PROJECT SUMMARY/ABSTRACT
Natural products have been by far the most prolific source of chemical matter that has been developed into
modern antibacterial and antifungal drugs by the pharmaceutical industry. However, despite the pressing need
for new drugs to address the alarming rise of drug resistance, especially amongst Gram-negative bacterial
pathogens, the rate of discovering natural products has diminished. In this R01 project, we propose to develop
a scalable platform to produce novel ribosomal natural products, i.e. ribosomally synthesized and
posttranslationally modified peptides (RiPPs). With more than two dozen distinct classes of RiPPs identified thus
far, and several new classes being identified each year, RiPPs represent a promising addition to the antibacterial
and antifungal drugs biosynthesized by polyketide and non-ribosomal pathways yet they remain vastly
underexploited by comparison. Specifically, we will integrate bioinformatics, synthetic biology, and analytical
chemistry tools to develop a Fully Automated, Scalable, and high-Throughput (FAST) pipeline for the discovery
and characterization of one thousand novel RiPPs from uncharacterized RiPP biosynthetic gene clusters (BGCs)
of both known and unknown classes. The resultant novel RiPPs will be assayed for their antibacterial and
antifungal activities as well as other related biological activities towards neglected and tropical diseases
(tuberculosis and malaria) through a collaboration with Lilly's Open Innovation Drug Discovery Program
(openinnovation.lilly.com).

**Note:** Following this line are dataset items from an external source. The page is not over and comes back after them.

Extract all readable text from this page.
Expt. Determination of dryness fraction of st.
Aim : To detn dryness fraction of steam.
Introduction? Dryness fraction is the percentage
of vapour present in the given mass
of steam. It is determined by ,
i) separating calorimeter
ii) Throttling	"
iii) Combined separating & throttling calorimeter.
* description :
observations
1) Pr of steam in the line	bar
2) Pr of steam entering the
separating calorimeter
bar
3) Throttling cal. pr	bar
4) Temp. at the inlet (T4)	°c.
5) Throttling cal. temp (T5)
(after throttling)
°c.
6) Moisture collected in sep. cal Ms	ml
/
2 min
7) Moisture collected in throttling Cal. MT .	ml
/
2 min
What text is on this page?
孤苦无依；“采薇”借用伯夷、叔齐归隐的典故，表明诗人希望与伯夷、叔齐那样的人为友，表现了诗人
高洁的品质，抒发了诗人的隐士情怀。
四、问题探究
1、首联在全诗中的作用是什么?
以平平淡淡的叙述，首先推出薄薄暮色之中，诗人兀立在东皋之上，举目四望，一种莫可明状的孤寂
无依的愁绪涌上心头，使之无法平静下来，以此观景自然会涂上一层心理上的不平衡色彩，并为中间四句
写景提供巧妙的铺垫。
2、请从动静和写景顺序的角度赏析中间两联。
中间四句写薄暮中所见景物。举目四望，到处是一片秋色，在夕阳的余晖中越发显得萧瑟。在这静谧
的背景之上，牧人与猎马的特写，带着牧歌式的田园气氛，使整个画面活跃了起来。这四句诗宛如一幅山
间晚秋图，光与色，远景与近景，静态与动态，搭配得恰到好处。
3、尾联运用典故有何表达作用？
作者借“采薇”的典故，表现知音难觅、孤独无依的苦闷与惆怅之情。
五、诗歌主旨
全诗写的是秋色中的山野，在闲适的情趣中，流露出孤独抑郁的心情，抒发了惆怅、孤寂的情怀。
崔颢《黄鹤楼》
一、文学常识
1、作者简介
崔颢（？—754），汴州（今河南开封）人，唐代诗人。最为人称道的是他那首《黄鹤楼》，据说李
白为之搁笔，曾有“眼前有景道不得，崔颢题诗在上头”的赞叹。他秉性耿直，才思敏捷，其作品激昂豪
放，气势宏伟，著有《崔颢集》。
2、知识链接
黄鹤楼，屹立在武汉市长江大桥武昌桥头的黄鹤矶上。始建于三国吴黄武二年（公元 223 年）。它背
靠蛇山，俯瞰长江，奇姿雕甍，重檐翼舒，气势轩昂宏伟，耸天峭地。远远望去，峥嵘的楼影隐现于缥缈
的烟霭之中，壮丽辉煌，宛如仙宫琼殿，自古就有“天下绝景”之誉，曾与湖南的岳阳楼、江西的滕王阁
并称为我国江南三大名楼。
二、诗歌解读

This project represents the first large-scale attempt at unlocking the potential of RiPPs
as a source of new antibacterial and antifungal drugs, which based on their genetic compactness, are ideally
suited for the synthetic biology methods and goals described within. For this project, we propose three
interrelated but independently achievable specific aims. Aim 1 will discover novel RiPPs from known classes
using lower throughput methods. Aim 2 will scale up the discovery of novel RiPPs from known classes using the
FAST pipeline. Aim 3 will predict and produce RiPPs from classes that have not yet been reported, which will
ensure a variety of novel natural product scaffolds. Success in the overall project will change the paradigm for
natural product discovery and will potentially have a profound impact on the pharmaceutical industry.

## Key facts

- **NIH application ID:** 10101622
- **Project number:** 5R01AI144967-03
- **Recipient organization:** UNIVERSITY OF ILLINOIS AT URBANA-CHAMPAIGN
- **Principal Investigator:** Douglas Alan Mitchell
- **Activity code:** R01 (R01, R21, SBIR, etc.)
- **Funding institute:** NIH
- **Fiscal year:** 2021
- **Award amount:** $748,142
- **Award type:** 5
- **Project period:** 2019-03-25 → 2024-02-29

## Primary source

NIH RePORTER: https://reporter.nih.gov/project-details/10101622

## Citation

> US National Institutes of Health, RePORTER application 10101622, A Scalable Platform to Discover Antimicrobials of Ribosomal Origin (5R01AI144967-03). Retrieved via AI Analytics 2026-05-23 from https://api.ai-analytics.org/grant/nih/10101622. Licensed CC0.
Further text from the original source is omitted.